The construction industry, for instance, has gained nearly 300,000 jobs the past two years, though it’s still 1.8 million off its late-2007 level of 7.5 million. If all those jobs had been recouped, the nation’s jobless rate in December would have been 6.6% rather than 7.8%, according to a recent report by the Federal Reserve Bank of St. Louis.
Housing construction also has an outsize impact on the overall economy. Although it makes up 3% to 4% of the nation’s gross domestic output, it accounted for more than a tenth of economic growth last year.
That doesn’t include its ripple effect on other industries. Employment in wood products manufacturing, for instance, rose to 344,000 in January, up from a recent low of 331,000 in 2011 but below 500,000 in December 2007.

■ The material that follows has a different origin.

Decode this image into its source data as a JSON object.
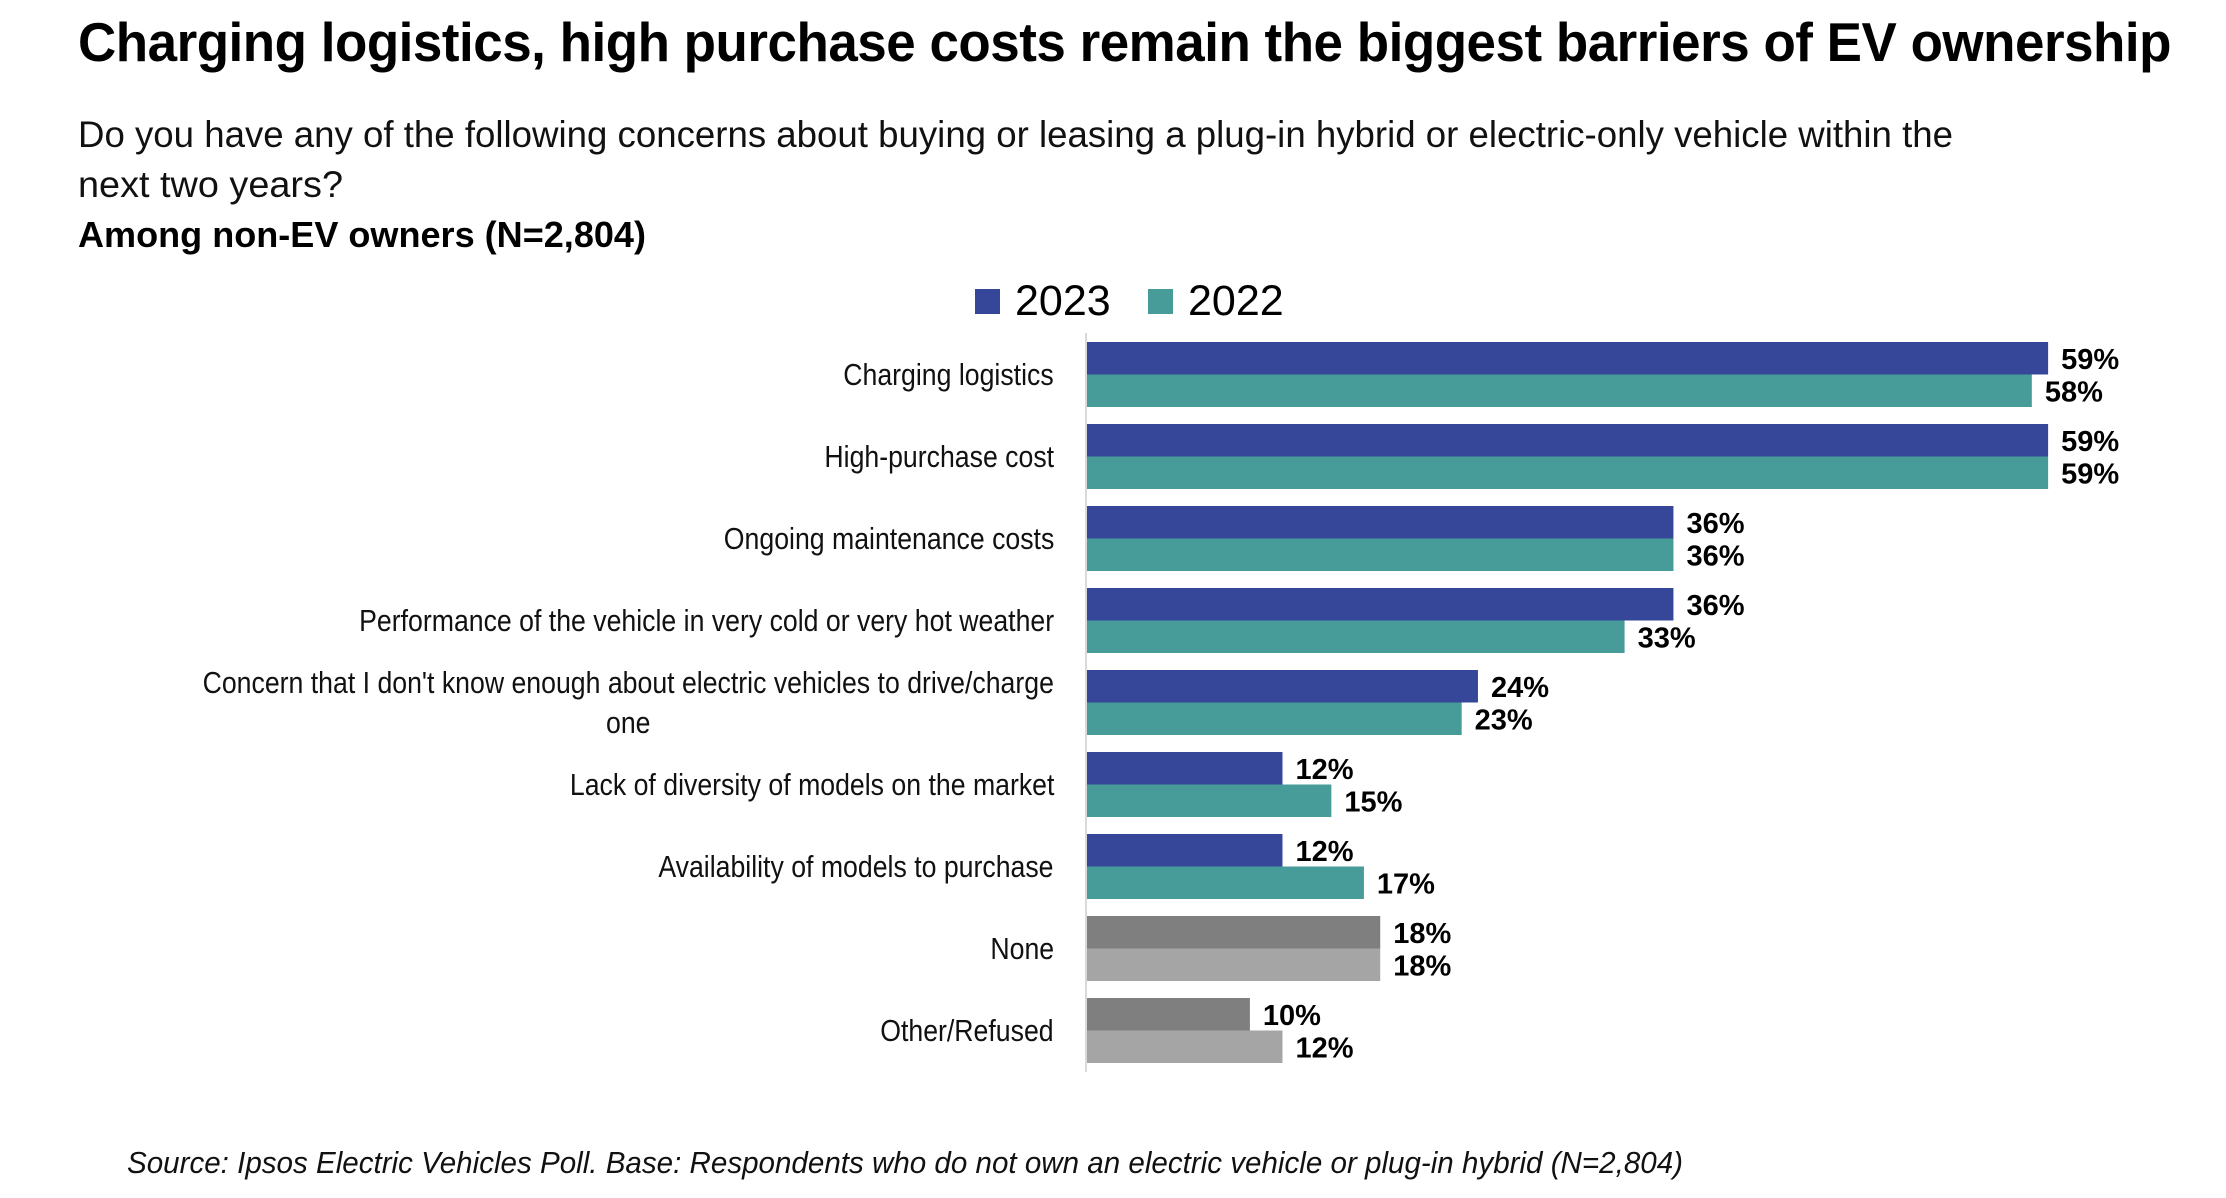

Hundreds of makers of kitchen cabinets, doors, flooring and other products have shut down in recent years, says Philip Bibeau, head of the Wood Products Manufacturers Association. Many of those that remain are breaking even or losing money, living off their cash reserves from the mid-2000s housing boom, he says.
“They’re hanging in there,” Bibeau says, hoping for a stronger housing upturn.
That could take awhile. Economist Patrick Newport of IHS Global Insight predicts housing starts of 966,000 this year, up from 781,000 in 2012. But he doesn’t expect a normal level of 1.5 million starts until 2015 because high mortgage debt and strict lending standards are still crimping growth.
Zandi says rising home prices and falling mortgage delinquencies will open the home-lending spigots much sooner. Next year, he expects 1.7 million housing starts — and much stronger job growth.